24. Dicinta Ataupun Dibenci, Manusia Pasti Memiliki Waktu Pergi.

1.2K 168 59
                                    

Note : Cerita ini mengandung kekerasan, tindakan tidak terpuji, dan beberapa kata kasar, mohon bijak dalam membaca.

Don't Plagiat. Don't forget for vote and comment.

.

(Sorry for typo's)
.

Chapter ini narasinya lumayan panjang, jadi pelan-pelan aja, semoga nggak bosen, ya. Tinggalkan komentarnya juga, sayang.
.

Enjoy and Happy Reading.
_

Malam gelap menghembuskan angin dingin, Candra dan Aji meminum teh mereka lamat-lamat, sembari menunggu soto bungkusan yang mereka pesan.

Pikiran kacau keduanya terhenti kala suara radio di warung kecil itu berbunyi.

Sebuah lagu dari Nosstress dengan judul tunjukan cintamu itu terputar.

Tapi semua yang kau cinta, akan pergi
Maka tunjukan cintamu sebelum terlambat
Kita pikir kita slalu punya waktu
Jadi kita pilih untuk nanti dulu
Bagaimana jika nanti tak pernah ada?

Keduanya menahan nafas, entah mengapa tiba-tiba saja sedikit ketenangan yang diberikan malam dan teh tadi hilang lenyap terbawa lirik lagu ini.

Mang, masih lama?” tanya Candra.

“Enggak dek, sebentar lagi kok ini selesai, tinggal bungkus sambel sama krupuknya aja.” jawab sang penjual soto itu.

“Enggak usah deh mang, sotonya gitu aja, berapa ya?”

“Oh gini aja? Nggak papa beneran ini? Lima belas ribu dek.”

“Iya aman, gini aja udah cukup mang, ini sama tehnya dua mang.” Aji mengeluarkan uang lima puluh ribu kala sang penjual menyebutkan nominal dua puluh lima ribu sebagai totalnya.

“Kembaliannya ambil aja, mang!” Aji meninggalkan uang itu dan menarik Candra pergi dengan cepat, soto tadi dipegang erat oleh Candra, bersama dengan kakinya yang mencoba berlari cepat mengikuti langkah panjang Aji.

“Ji, capek Ji!” Candra berhenti sejenak, kalau begini dia kan jadi menyesal sebab tidak membawa kendaraan apapun.

Sorry ya Kak, panik banget ini. Perasaan adek nggak enak.” ucapnya sembari turut berhenti.

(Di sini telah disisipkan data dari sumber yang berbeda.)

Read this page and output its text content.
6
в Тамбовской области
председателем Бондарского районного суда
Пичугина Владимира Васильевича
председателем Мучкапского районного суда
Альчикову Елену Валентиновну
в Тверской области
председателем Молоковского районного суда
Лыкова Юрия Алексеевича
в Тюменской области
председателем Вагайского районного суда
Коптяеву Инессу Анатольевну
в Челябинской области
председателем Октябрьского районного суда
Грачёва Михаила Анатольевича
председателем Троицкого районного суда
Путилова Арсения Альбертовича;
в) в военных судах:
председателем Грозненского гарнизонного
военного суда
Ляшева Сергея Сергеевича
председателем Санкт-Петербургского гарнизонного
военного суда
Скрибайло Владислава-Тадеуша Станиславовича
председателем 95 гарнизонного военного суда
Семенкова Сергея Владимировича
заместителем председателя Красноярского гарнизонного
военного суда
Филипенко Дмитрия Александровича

“Iya iya, aman, perasaanku juga sama aja nggak enak, lanjut balik aja deh yok.” ajak Candra.

Jujur, keduanya benar-benar merasa kekosongan pada relung hati mereka, seolah-olah kehilangan besar siap menyambut keduanya.

“Nanti aku yang suapin Aa' ya Ji.” ucap Candra mutlak kala mereka mulai memasuki lorong rumah sakit.

“Iya, gantian kan bisa, nanti kamu duluan, baru aku.” jawab Aji.

“Ini kenapa nggak manggil Kak lagi? Udah seneng loh aku dipanggil Kak.” Candra berucap sedikit menggoda Aji, demi melunturkan atmosfer tegang diantara mereka.

“Hng, khilaf tadi.” jawab Aji seadanya membuat Candra mengigit bibir dalamnya kesal.

Langkah keduanya yang semula cepat, perlahan melamban, dapat keduanya tangkap suara tak asing dari kamar sang kakak kelima.

Sesak mendera cepat, merayap menggerayangi saraf-saraf mereka.

Susah payah melanjutkan langkah, keduanya menekan segala pikiran negatif yang kini menari-nari liar dalam pikiran.

Kekalutan semakin pekat, sebab yang mereka dengar adalah,

Tangisan seorang Jendral.

“A?” panggil Aji sembari membuka pintu.